A Midsummer Night’s Dream – A Play for the Nation: Northern Stage, Newcastle

SURELY every professional actor wants to work under the banner of the world famous Royal Shakespeare Company. For an amateur actor that has always been the impossible dream. In a fitting celebration for the 400th anniversary of Shakespeare’s death, director, Erica Whyman has changed all that by casting local actors for each of the 12 venues on the tour to perform the roles of the Rude Mechanicals. Amateur actors working cheek-by-jowl with the best professionals in the business is a significant event in theatrical history.

For Barnard Castle’s much-loved drama group,The Castle Players, it was a dream come true, but for one of their members, Graham Fewell, who tripped and broke his leg during the final rehearsal, forcing him to withdraw from the Newcastle run, it has turned into a massive disappointment. His role of Snug is now played by Ben Goffe, a member of the professional company, who also plays one of Titania’s fairies. It is hoped that Fewell will return to the company for the final performances at Stratford in June.

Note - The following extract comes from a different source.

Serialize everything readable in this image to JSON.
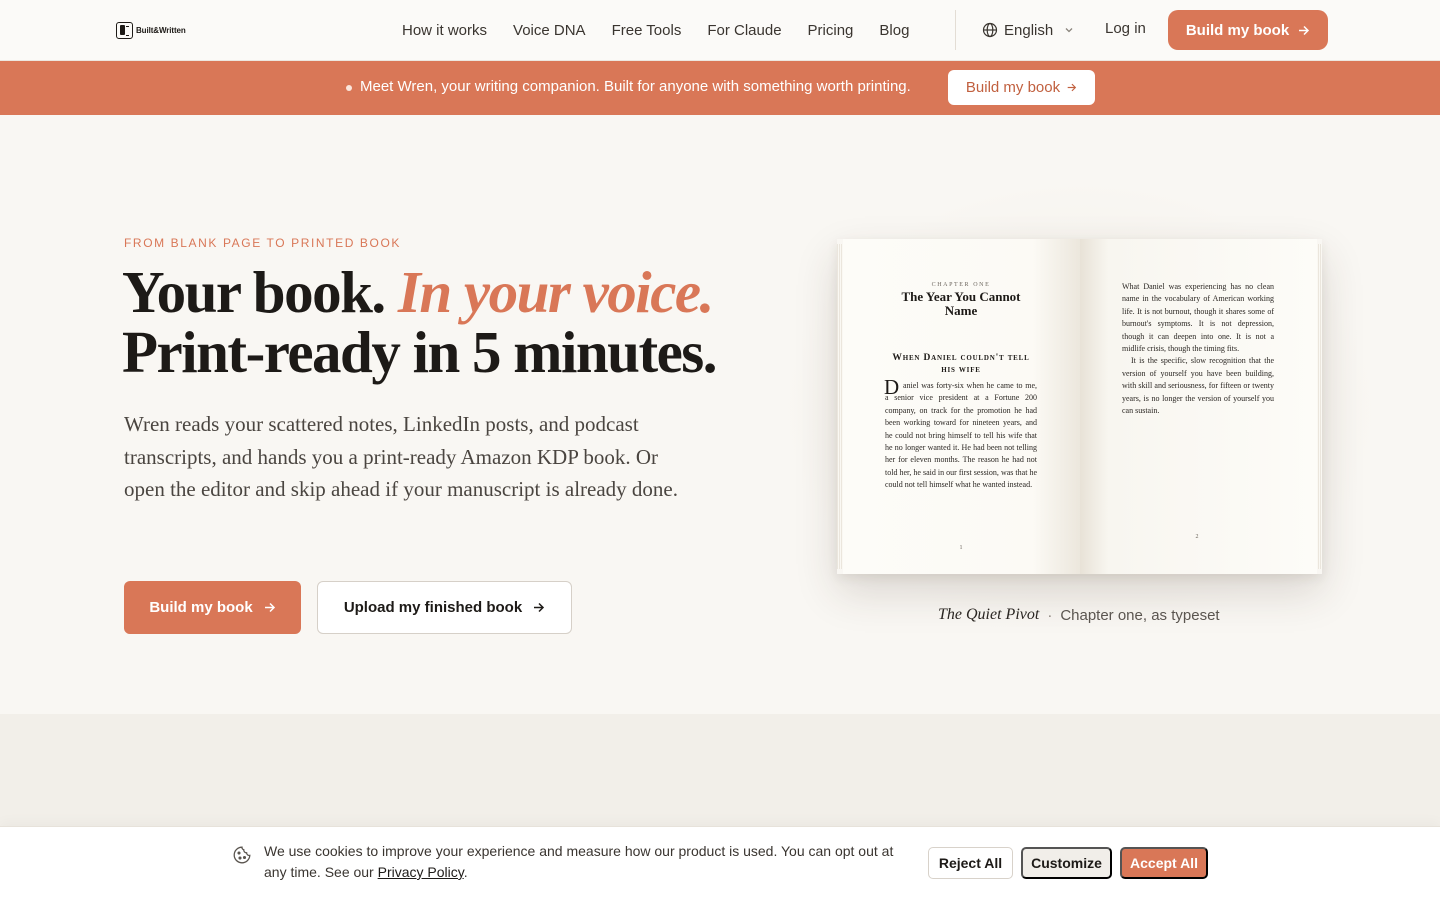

Set in post-war 1940s, Tom Piper’s set is a stark remembrance of the fallen, decorated with blood-red petals and a nod to his collaboration with Paul Cummins’ ceramic poppy installation. Themed around the wedding celebration of a commanding Sam Redford as Theseus and Laura Harding’s Queen of the Amazons, Hippolyta; love, marriage and delightful chaos ensue. The course of true love, however, never did run smooth and we find the star-crossed lovers in the forest in famous five style with the invisible bare-foot Puck, an incredible debut performance from Lucy Ellinson, who dusts this production with a crazy, energetic magic.

Mercy Ojelade’s Hermia is fearless, rebelling against her military father’s choice of husband. Her true love Lysander, an excellent Jack Holden, holds these scenes together with an extraordinary emotional energy.

But the praise, heaps of it, must go to The Castle Players. Peter Cockerill’s beguiling comedy timing as Bottom is up there and truly the best Bottom I’ve ever seen. His colleagues Harry French as Quince, Ian Kirkbride’s Tailor and Andrew Stainthorpe’s Flute all performed with the confidence, gusto and expertise of professionals. Special mention also to Ben Pearson’s amazingly vulnerable performance of Snout. What a triumph for this amateur group, they captured every ounce of comedy and the audience’s cheers and a standing ovation said it all.

* Runs until Saturday, March 26, with Castle Players alternating performances with Newcastle's The People’s Theatre.